3 pounds of fresh tomatoes cut into halves or quarters
1/4 cup plus 2 tablespoons olive oil
1 tablespoon kosher salt
1 1/2 teaspoons ground black pepper
6 minced garlic cloves - feel free to use less if you wish
1 medium sweet onion, chopped
2 tablespoons butter
1/4 teaspoon red pepper flakes
1 28-ounce can of diced tomatoes or 1 quart of home canned tomatoes with the juice (Note: if you have additional fresh tomatoes that you want to dice up and substitute for canned ones, I anticipate that would be just fine)
1 to 1 1/2 cups fresh basil leaves (depending on your preferences, you can use more or less)
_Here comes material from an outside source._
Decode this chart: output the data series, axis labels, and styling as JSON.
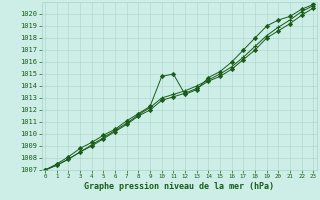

1 teaspoon fresh thyme leaves
1 quart chicken stock or water (I use chicken stock)
1. Combine the fresh tomatoes, 1/4 cup olive oil, salt, pepper, and garlic together such that the tomatoes are coated with the oil. Spread the mixture out onto a baking sheet and roast at 400ºF for 45 minutes. What to do about the tomato skins: I kept the skins on for about 2/3 of the tomatoes and peeled the other 1/3. I chose to peel the ones with cracks or rougher areas on them. As you boil the ingredients together and then use the immersion blender, the skins really don't become an issue at all. Here is one of my pans ready to go into the oven.
Here they are after having been roasted. I really liked tossing the minced garlic in to be roasted along with the tomatoes.
2. Saute the chopped onion in 2 tbsp olive oil, the butter and red pepper flakes until the onion becomes translucent.
3. Stir in the canned tomatoes, basil, thyme, chicken stock, and the roasted tomatoes (including the juice). Don't worry about cutting up the basil leaves, you will be blending them later. Bring to a boil and simmer for about 40 minutes. Here is my soup simmering on the stove. Remember that I made a triple recipe - hence the large, nearly full cooking pot.
4. Allow the soup to cool and blend with an immersion blender to desired consistency. I blended ours to be fairly smooth with a few tomato pieces remaining.
5. Enjoy with a grilled cheese sandwich or some good warm toasted bread.